Depending on the REIT, they may invest in different types of properties like office complexes, rental apartment buildings or shopping malls or outlets, some of the best known are Plum Creek Timber investing in Timber, Simon Property Group investing in Shopping Malls and Equity Residential investing in Apartment Buildings among others. REITs not necessarily are diversified, as you may know, the ones mentioned specialize in only one type of real estate property. A favorite of many is Tanger Factory Outlet Centers that manages 30 Retail Outlet Centers in several states, performed beautifully last year giving a 60% return.
If you like to diversify3;Why not a REIT mutual fund? There are diversified groups of REITs the same way stock mutual funds are. In Real Estate they are known as Actively Managed Mutual Funds, Passively Managed Mutual Funds, Exchange Traded Funds and Closed end funds.

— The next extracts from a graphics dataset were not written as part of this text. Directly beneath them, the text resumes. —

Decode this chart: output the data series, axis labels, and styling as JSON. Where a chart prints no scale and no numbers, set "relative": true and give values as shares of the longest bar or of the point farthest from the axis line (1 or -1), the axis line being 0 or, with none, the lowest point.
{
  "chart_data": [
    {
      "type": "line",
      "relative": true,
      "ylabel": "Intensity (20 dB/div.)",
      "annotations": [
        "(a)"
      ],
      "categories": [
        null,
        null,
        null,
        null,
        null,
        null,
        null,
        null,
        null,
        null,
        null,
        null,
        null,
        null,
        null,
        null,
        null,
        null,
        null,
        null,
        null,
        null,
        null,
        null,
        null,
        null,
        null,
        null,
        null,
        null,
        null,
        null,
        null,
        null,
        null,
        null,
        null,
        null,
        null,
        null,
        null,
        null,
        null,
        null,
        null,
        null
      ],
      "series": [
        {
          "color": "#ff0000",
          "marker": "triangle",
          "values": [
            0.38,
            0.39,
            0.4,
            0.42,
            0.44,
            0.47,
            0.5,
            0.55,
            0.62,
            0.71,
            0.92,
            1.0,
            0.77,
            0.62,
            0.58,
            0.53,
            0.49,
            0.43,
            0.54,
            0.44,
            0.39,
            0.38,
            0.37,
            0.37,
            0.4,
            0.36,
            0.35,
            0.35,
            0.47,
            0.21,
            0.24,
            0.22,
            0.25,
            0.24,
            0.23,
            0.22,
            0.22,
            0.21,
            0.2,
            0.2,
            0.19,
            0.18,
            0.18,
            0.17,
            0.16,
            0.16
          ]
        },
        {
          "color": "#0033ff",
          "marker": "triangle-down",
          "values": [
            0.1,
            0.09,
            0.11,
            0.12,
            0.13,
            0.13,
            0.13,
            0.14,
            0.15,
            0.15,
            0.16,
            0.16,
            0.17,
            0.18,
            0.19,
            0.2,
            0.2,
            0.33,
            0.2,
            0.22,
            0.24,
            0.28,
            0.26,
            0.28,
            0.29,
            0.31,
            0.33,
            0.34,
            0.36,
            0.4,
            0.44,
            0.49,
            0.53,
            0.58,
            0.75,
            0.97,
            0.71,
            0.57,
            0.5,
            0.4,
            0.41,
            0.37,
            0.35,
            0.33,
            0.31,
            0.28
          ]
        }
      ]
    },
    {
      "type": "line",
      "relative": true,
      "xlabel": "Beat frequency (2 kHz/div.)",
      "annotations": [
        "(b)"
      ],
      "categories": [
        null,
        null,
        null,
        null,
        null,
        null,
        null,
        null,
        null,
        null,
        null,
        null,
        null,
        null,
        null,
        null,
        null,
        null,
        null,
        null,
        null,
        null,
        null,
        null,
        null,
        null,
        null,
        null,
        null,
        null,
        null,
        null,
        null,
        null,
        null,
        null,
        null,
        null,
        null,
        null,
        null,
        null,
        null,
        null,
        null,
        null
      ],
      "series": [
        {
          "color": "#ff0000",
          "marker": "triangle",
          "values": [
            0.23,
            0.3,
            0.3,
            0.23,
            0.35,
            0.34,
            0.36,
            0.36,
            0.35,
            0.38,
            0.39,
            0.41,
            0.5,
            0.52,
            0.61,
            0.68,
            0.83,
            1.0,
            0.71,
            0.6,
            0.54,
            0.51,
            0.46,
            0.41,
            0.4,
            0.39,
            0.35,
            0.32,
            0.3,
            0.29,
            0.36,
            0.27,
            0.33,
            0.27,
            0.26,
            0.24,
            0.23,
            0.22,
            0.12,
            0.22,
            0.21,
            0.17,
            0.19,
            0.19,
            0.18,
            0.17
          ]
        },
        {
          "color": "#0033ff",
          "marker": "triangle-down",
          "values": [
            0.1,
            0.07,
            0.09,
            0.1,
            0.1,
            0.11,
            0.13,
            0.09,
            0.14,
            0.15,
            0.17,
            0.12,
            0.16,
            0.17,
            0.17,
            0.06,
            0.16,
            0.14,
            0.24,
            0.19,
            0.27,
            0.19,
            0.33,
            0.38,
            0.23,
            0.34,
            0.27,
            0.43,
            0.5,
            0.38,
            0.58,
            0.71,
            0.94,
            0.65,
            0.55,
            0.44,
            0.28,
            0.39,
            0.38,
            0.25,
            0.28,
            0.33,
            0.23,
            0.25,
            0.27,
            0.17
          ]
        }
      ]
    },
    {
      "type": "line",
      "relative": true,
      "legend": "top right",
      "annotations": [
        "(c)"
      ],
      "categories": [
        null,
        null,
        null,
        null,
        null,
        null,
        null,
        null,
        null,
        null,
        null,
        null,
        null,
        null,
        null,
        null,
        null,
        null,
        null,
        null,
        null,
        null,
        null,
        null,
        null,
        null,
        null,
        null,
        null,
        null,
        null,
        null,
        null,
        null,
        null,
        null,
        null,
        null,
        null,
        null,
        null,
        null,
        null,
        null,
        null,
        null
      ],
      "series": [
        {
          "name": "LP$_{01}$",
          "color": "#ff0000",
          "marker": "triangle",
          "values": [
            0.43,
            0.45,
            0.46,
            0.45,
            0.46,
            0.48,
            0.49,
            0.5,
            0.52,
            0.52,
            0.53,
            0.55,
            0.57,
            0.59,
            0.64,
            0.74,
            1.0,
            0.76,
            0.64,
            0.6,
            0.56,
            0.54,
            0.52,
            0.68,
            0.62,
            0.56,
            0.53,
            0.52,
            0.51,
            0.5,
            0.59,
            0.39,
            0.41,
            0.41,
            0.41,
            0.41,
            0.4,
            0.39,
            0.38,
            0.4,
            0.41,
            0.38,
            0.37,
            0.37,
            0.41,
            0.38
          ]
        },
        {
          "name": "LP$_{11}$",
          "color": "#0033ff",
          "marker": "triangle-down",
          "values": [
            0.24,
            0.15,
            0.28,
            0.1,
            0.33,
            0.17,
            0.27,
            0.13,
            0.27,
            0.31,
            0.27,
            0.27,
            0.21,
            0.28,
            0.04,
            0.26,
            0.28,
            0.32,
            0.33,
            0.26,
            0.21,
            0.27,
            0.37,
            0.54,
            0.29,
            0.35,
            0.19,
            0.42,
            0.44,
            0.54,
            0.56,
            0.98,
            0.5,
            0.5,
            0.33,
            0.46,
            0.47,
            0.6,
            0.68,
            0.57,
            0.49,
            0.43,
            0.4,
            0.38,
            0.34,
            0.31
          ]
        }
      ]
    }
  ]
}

Exchange Traded Funds. These are traded as stocks in the American Stock Exchange and conveniently have very low fees. Cohen & Steers is one of the big ones in this business. The Dow Jones also offers a Real Estate Index.
Actively Managed Mutual Funds have a great potential with a little effort, if they are carefully examined and picked a Managed Fund can easily out perform the index. That was the case, last year, for Kensington Select Income up 13%.
Closed end Funds. These mutual funds only raise capital once with a limited amount of shares. Growing in popularity during the bear market years these funds are paying dividends in the range of 8 to 9%.
Passively Managed Mutual Funds. These mutual funds duplicate the results of a broad REIT index. Vanguard REIT Index is an example of passively managed funds.
The right allocation into stocks will assure less exposure to one specific segment, REITS offer a good counterweight to offset the ups and downs of the market, therefore it is typically recommended that a 10 to 20% of your portfolio of investments is allocated in these funds.
Examining the performance of these stocks over a determined period of time will demonstrate a steady performance by REITs. Most investments and stock sites will give you a comparison chart, the one to analyze and compare is Tanger Factory Outlets (SKT) with the S&P 500.